Coaching & Simulation
Using LLMs to roleplay scenarios, give feedback, and let people practice skills safely
Scenario Abstraction
A person needs to practice a skill that is hard to practice in real life — a difficult conversation, a sales objection, a clinical interview, an emergency procedure, a foreign-language exchange — or needs feedback on something they did. Traditional alternatives are expensive (1:1 human coach) or low-fidelity (slides, quizzes). LLMs can play the counterparty, observe the learner, and produce structured feedback against a rubric.
This is distinct from a chatbot in a few ways: there is a target skill with a defined rubric; the conversation is intentionally adversarial or scenario-bound, not helpful by default; and the value is the feedback, not the dialog itself.
Solution Shape
- Scenario design — write the situation: who the AI is playing, their motivation, what an excellent learner response looks like, what failure modes to probe.
- Persona prompt — instruct the model to stay in role; not break character; raise specific objections; mirror real difficulty.
- Practice session — learner interacts (text or voice). The system maintains the persona and the scenario state.
- Rubric-based scoring — at the end, a separate evaluator pass scores the learner against named competencies with examples from the transcript.
- Targeted feedback — strengths, growth areas, what to try next time, with quoted moments.
- Replay / variations — let the learner retry with the same persona, harder version, or different scenario.
- Manager dashboard — across many sessions, identify common weaknesses and skill trends.
Voice agents add complexity here (turn-taking, latency, interruption handling) but match how the real-world skill is practiced.
Key Building Blocks
- Scenario library — versioned, peer-reviewed, mapped to competencies.
- Roleplay model with system prompt designed to resist jailbreaking the persona.
- Evaluator model with a calibrated rubric.
- Conversation infrastructure — text or voice; real-time TTS / ASR if voice.
- Learner dashboard with progress over time and recommended next sessions.
- Subject-matter-expert review loop — SME evaluations on a sample to calibrate the evaluator model.
Concrete Cases
- Sales objection practice. AI plays a tough prospect with a specific objection; learner practices; manager sees scores on discovery, qualification, value articulation.
- Difficult conversations training (performance reviews, layoffs). AI plays the employee; learner practices delivering hard feedback; rubric covers empathy, clarity, legal-safe phrasing.
- Clinical communication. AI plays a patient with given symptoms and concerns; learner practices history taking, breaking bad news, motivational interviewing.
- Language learning conversation partner.
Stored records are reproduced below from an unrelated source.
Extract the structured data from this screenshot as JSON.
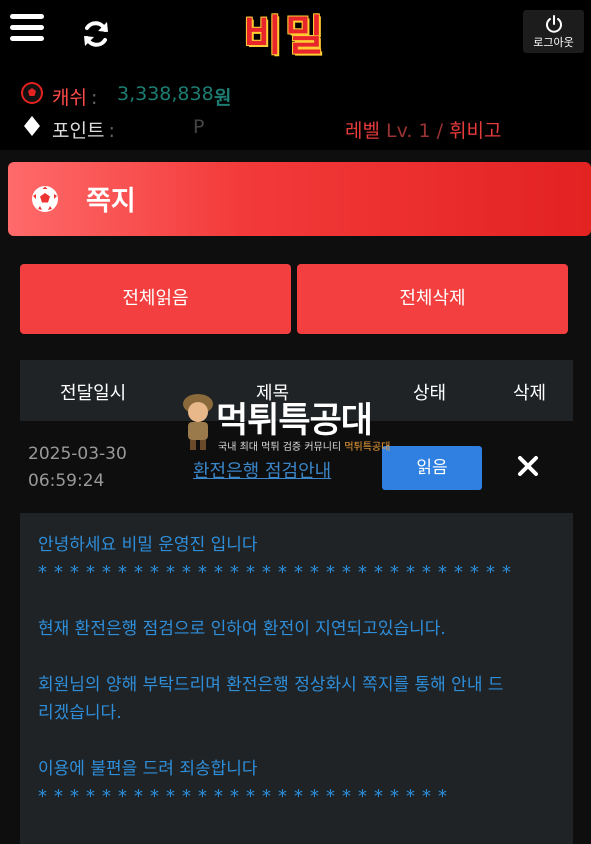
{
  "header": {
    "logo_text": "비밀",
    "logout_label": "로그아웃"
  },
  "account": {
    "cash_label": "캐쉬",
    "cash_colon": ":",
    "cash_value": "3,338,838",
    "cash_unit": "원",
    "point_label": "포인트",
    "point_colon": ":",
    "point_value": "P",
    "level_label": "레벨",
    "level_value": "Lv. 1",
    "level_sep": "/",
    "level_name": "휘비고"
  },
  "page": {
    "title": "쪽지",
    "read_all_label": "전체읽음",
    "delete_all_label": "전체삭제"
  },
  "table": {
    "columns": [
      "전달일시",
      "제목",
      "상태",
      "삭제"
    ],
    "rows": [
      {
        "date": "2025-03-30",
        "time": "06:59:24",
        "subject": "환전은행 점검안내",
        "status_button": "읽음"
      }
    ]
  },
  "message": {
    "greeting": "안녕하세요 비밀 운영진 입니다",
    "stars_1": "******************************",
    "line_1": "현재 환전은행 점검으로 인하여 환전이 지연되고있습니다.",
    "line_2a": "회원님의 양해 부탁드리며 환전은행 정상화시 쪽지를 통해 안내 드",
    "line_2b": "리겠습니다.",
    "line_3": "이용에 불편을 드려 죄송합니다",
    "stars_2": "**************************"
  },
  "watermark": {
    "title": "먹튀특공대",
    "subtitle_a": "국내 최대 먹튀 검증 커뮤니티",
    "subtitle_b": "먹튀특공대"
  },
  "colors": {
    "accent_red": "#f33f3f",
    "cash_teal": "#1c7d72",
    "link_blue": "#3a86c8",
    "read_button_blue": "#2f80e0"
  }
}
AI converses at the learner's level, gives gentle corrections, expands vocabulary.
- Customer service training. AI plays angry / confused / fraudster customer; trainee practices handling per script and policy.
- Job-interview practice. AI as interviewer for a target role; STAR-method feedback.
- Negotiation training. Multi-round negotiation with constraints; AI plays counterparty with hidden preferences.
- Incident-response tabletop exercises. AI runs the scenario, plays multiple stakeholders, evaluates the playbook adherence.
- Public-speaking / pitch coaching. Learner records a pitch; LLM (+ ASR + maybe vision) gives feedback on clarity, structure, filler words, pacing.
- Crisis communication drill. Mock journalist asks hostile questions; learner practices on-message responses.
Similar Scenarios
- Internal training assistants — knowledge-assistant shape combined with roleplay for skill drills.
- Onboarding simulations — first-week practice of common situations.
- Compliance training — scenario-based, not slide-based.
- Therapy adjuncts (carefully scoped) — practice between sessions with explicit limits and crisis-handover plans.
Pitfalls & Evaluation
- Persona collapse. The model wants to be helpful; it answers the learner instead of staying in role. System prompt must firmly enforce role.
- Rubric drift. Without SME calibration, the evaluator's scoring drifts away from what experts would say. Periodically realign.
- Negative-experience risk. Scenarios involving distress (medical, layoffs, harassment) need content guards and explicit boundaries; the AI should not improvise into harmful territory.
- Feedback that is too generic to act on. "Be more empathetic" is useless. Force the evaluator to quote specific moments and propose a specific alternative.
- Voice-mode UX traps. Latency, false interruptions, ASR errors at emotional pitches. Test extensively before shipping.
Useful metrics: pre / post-training skill scores on a held-out task, SME agreement with the evaluator model, learner self-rated usefulness, retention (do learners come back?), real-world performance change (the only metric that ultimately matters).